Carmen Laforet (Born Barcelona September 6, 1921– died Madrid, February 28, 2004) was a Spanish author who wrote in the period after the Spanish Civil War. An important European writer, her works contributed to the school of Existentialist Literature and her first novel Nada continued the Spanish Tremendismo literary style,who was begun by Camilo José Cela, with his novel, La familia de Pascual Duarte.


Laforet was born in Barcelona, but at the age of 2 she moved with her family to the Canary Islands where she spent her childhood. At age 12 she suffered the loss of her mother, and her father subsequently married a woman disliked by Laforet and her siblings (unsavory experiences portrayed in much of her literature). In 1939 at the age of 18, Laforet left for Barcelona where she studied Philosophy at the University of Barcelona while living with relatives. In 1942 she departed for Madrid where she studied Law at the Universidad Complutense. During her second year, she withdrew from classes to devote herself completely to writing, and between January and September 1944 she penned her first novel, Nada, which earned Editorial Destino's Nadal Prize in its first year of publication (1945). A novel of female adolescent development, Nada is considered a classic in 20th century Spanish literature; in many respects, this novel is Spain's The Catcher in the Rye with regard to such universal themes as existentialism and the adolescent search for identity.

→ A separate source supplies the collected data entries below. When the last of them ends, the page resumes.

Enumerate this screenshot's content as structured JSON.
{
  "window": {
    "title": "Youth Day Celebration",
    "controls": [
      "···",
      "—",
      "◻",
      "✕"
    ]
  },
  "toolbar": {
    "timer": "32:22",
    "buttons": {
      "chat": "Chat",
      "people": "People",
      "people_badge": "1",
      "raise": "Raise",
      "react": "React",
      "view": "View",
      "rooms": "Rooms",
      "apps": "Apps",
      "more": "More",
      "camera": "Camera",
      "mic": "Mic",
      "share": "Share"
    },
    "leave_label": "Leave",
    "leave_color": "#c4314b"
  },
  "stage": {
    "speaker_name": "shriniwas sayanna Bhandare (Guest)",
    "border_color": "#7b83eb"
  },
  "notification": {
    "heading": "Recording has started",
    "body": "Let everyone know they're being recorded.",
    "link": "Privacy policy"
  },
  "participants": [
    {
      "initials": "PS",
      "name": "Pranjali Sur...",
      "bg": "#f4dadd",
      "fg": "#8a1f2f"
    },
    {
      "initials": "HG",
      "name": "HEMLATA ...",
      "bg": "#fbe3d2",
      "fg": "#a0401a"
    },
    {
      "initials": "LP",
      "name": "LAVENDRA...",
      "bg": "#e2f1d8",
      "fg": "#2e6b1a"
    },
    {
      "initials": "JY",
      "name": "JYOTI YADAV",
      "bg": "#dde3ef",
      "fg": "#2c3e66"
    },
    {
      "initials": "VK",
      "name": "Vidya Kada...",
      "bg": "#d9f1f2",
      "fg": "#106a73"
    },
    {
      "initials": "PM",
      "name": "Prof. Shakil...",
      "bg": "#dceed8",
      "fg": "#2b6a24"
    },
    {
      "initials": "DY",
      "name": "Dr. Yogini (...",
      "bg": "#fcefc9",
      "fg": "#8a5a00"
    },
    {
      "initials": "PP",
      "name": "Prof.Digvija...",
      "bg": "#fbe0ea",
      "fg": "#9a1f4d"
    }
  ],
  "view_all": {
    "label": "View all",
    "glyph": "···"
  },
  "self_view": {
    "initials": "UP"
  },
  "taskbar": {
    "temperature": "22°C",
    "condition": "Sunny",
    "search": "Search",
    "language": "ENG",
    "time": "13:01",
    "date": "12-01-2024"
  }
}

Like Salinger, Laforet maintained a very distrustful relationship with her critics, especially after she struggled to match the outstanding critical acclaim of her first novel. However, she did publish a total of five novels: the 1952 publication of La Isla y los demonios, which is essentially the prequel to Nada; her 1955 La mujer nueva, motivated by her re-discovery of her Catholic faith and recipient of the Premio Menorca; her 1963 La insolación, the initial installment of the trilogy Tres pasos fuera del tiempo; and finally her posthumous Al volver la esquina, published in May 2004 and considered by many to be her most accomplished psychological novel. Following her visit to the U.S. as a guest of the State Department in 1965, Laforet published her travel notes entitled Parelelo 35 in 1967. Her friendship with fellow Spanish author and U.S. resident Ramón J. Sender was revealed in a series of letters published in 2003 entitled Puedo contar contigo. She also authored short stories, the majority of which were published in a 1952 collection entitled La muerta, as well as novelettes that were published in a 1954 collection entitled La llamada. Four additional short stories--"El infierno," "Recién casados," "El alivio," and "El secreto de la gata"--were published in the journals Ínsula (1944 & 1952), Destino (June 1953) and Bazar (March 1952) respectively.


Since Laforet's death on February 28, 2004, renewed critical attention has focused on her lesser known works (essentially everything published after Nada), yet undoubtedly the public will always think of Nada when Laforet's name is mentioned, as evidenced by the Spanish phrase, Después de Nada, nada, or After Nada, nothing.